Given that his clowning has always felt opportunistic — as calculated as the precisely tousled hair or the bungled notes — are we to think of Johnson as a clown who prat-fell his way backwards up the ladder into politics or a politician who tripped himself down the snake into comedy? I suspect the uncertainty partly explains why he see-saws violently in the opinion polls. He catches us on the way up and on the way down. For a week or two after he contracted the Virus it looked as though the experience might have made a philosopher of him. “He has lines in his face he didn’t have before,” I told my wife. “I believe I detect something in his bearing that could be gravitas.”

“That’s the medication,” she said. And she turned out to be right. Soon the elbows came out again and the eyes resumed their roguish twinkle.

For the ethos by which he lives is not after all that of the Athens of Pericles or Octavian but the circus where White-faces and Augustes exchange insults, fall over buckets and bump elbows. If he is guided by a single motto it is that the show must go on.

Admirable words, were this a show and Prime Ministership a comic interval between the acrobats and trapeze artists. But the pandemic is and always was of a seriousness that mirth might on occasions have alleviated, but should never have been allowed near at the outset. For mirth, in those early days, stood in the way of serious fears and sensible precautions. It is true that Johnson did not play the hooligan and capsize the ship of state as Trump did, but he told us not to worry, showed us how he’d shaken the hands of nurses and doctors in hospitals and, as chief of the “Jumblies,” escorted us to the shore line and put us to sea in a sieve.

Pleasures, when they go beyond a certain limit, are but punishments, and levity, when it is not moderated by circumstances, is lethal. A good Prime Minister would have moderated his extravagances to these circumstances. Cometh the hour, cometh the leader; but cometh this hour, cometh the Clown. “Bear Hamlet, like a soldier, to the stage,” proclaims Fortinbras in the final speech of the play. “For he was likely, had he been put on, / To have proved most royally.” It is a sad realisation of wasted gifts.
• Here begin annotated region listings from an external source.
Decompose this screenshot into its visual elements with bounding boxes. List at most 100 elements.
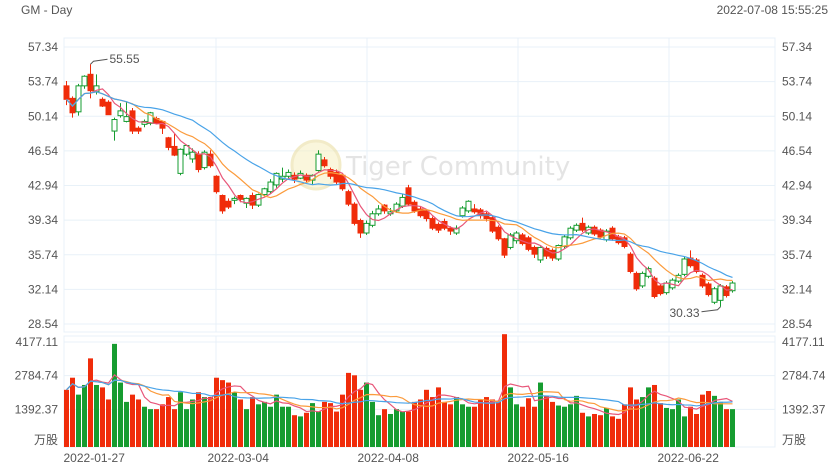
candle-up <box>117 103 124 118</box>
volume-bar <box>244 409 249 447</box>
price-tick-right: 53.74 <box>782 75 812 89</box>
candle-body <box>561 236 568 247</box>
volume-bar <box>496 401 501 447</box>
timestamp: 2022-07-08 15:55:25 <box>716 3 828 17</box>
candle-body <box>315 153 322 171</box>
volume-bar <box>718 401 723 447</box>
candle-body <box>495 226 502 240</box>
volume-bar <box>148 409 153 447</box>
volume-bar <box>322 401 327 447</box>
volume-tick-right: 2784.74 <box>782 369 826 383</box>
volume-bar <box>262 401 267 447</box>
volume-bar <box>562 406 567 447</box>
candle-body <box>657 285 664 295</box>
low-label: 30.33 <box>669 306 699 320</box>
candle-body <box>543 247 550 257</box>
volume-bar <box>478 399 483 447</box>
candle-body <box>447 227 454 232</box>
candle-body <box>213 175 220 193</box>
candle-down <box>135 126 142 134</box>
volume-bar <box>442 401 447 447</box>
candle-body <box>357 220 364 234</box>
volume-bar <box>304 412 309 447</box>
price-tick-right: 57.34 <box>782 40 812 54</box>
volume-bar <box>412 401 417 447</box>
price-tick-right: 32.14 <box>782 282 812 296</box>
candle-down <box>633 271 640 291</box>
volume-bar <box>460 404 465 447</box>
candle-body <box>423 210 430 220</box>
volume-bar <box>580 412 585 447</box>
volume-bar <box>340 394 345 447</box>
candle-body <box>189 151 196 160</box>
candle-body <box>261 188 268 196</box>
candle-body <box>693 259 700 272</box>
candle-down <box>657 283 664 296</box>
candle-body <box>231 197 238 201</box>
candle-body <box>99 98 106 107</box>
candle-down <box>99 97 106 108</box>
volume-bar <box>490 399 495 447</box>
candle-down <box>471 204 478 214</box>
candle-up <box>645 266 652 279</box>
candle-up <box>273 172 280 188</box>
volume-bar <box>568 404 573 447</box>
volume-bar <box>232 392 237 447</box>
volume-bar <box>712 395 717 447</box>
volume-bar <box>574 395 579 447</box>
candle-body <box>177 148 184 174</box>
candle-down <box>345 189 352 207</box>
candle-down <box>105 100 112 116</box>
candle-body <box>681 258 688 275</box>
price-tick-right: 35.74 <box>782 248 812 262</box>
volume-bar <box>352 375 357 447</box>
volume-bar <box>616 418 621 447</box>
candle-down <box>303 173 310 183</box>
volume-bar <box>256 404 261 447</box>
volume-bar <box>622 404 627 447</box>
volume-ma5-line <box>66 373 733 416</box>
candle-body <box>507 234 514 248</box>
volume-bar <box>268 406 273 447</box>
volume-bar <box>178 392 183 447</box>
candle-body <box>627 253 634 272</box>
volume-bar <box>634 399 639 447</box>
candle-body <box>429 218 436 229</box>
volume-bar <box>598 415 603 447</box>
candle-body <box>399 196 406 207</box>
candle-up <box>285 169 292 179</box>
candle-up <box>639 271 646 288</box>
volume-bar <box>376 415 381 447</box>
candle-body <box>579 222 586 231</box>
candle-body <box>345 191 352 205</box>
candle-body <box>375 208 382 215</box>
candle-body <box>465 200 472 212</box>
volume-bar <box>220 380 225 447</box>
volume-bar <box>166 397 171 447</box>
volume-bar <box>646 387 651 447</box>
volume-bar <box>370 401 375 447</box>
x-tick-label: 2022-06-22 <box>658 451 720 465</box>
volume-tick-left: 2784.74 <box>15 369 59 383</box>
candle-down <box>87 64 94 99</box>
candle-body <box>699 274 706 287</box>
candle-up <box>81 75 88 89</box>
candle-up <box>147 111 154 126</box>
volume-ma20-line <box>66 379 733 407</box>
price-tick-left: 39.34 <box>28 213 58 227</box>
candle-body <box>639 272 646 287</box>
volume-bar <box>700 394 705 447</box>
candle-body <box>81 75 88 87</box>
volume-bar <box>586 416 591 447</box>
candle-up <box>729 281 736 293</box>
volume-bar <box>664 407 669 447</box>
candle-down <box>651 276 658 299</box>
volume-bar <box>550 401 555 447</box>
volume-bar <box>202 397 207 447</box>
candle-body <box>501 238 508 256</box>
volume-bar <box>274 394 279 447</box>
chart-title: GM - Day <box>21 3 73 17</box>
volume-ma10-line <box>66 379 733 412</box>
candle-up <box>363 220 370 235</box>
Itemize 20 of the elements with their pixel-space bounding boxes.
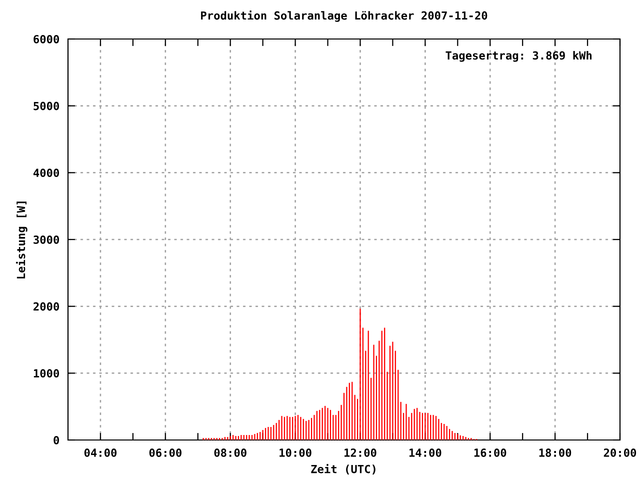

Given his talents as an entertainer, Boris Johnson might have proved most Prime Ministerial had he been tested in another sort of production. But then again he might not. If any further proof were needed that he would sacrifice the whole world to please a roomful of his auditors, it came when he told a meeting of the faithful the other night that the undoubted success of the vaccine production and roll-out was due to “greed, my friends”, thereby demeaning the achievement and good-will of thousands of scientists and volunteers, and showing that he is stone deaf to the national mood. No Prime Minister thinking like a Prime Minister would ever make a mistake of that magnitude or assume that an elbow-jig could redeem it. Boris Johnson is the Prime Minister we do not have.


Howard Jacobson is a Booker Prize-winning novelist.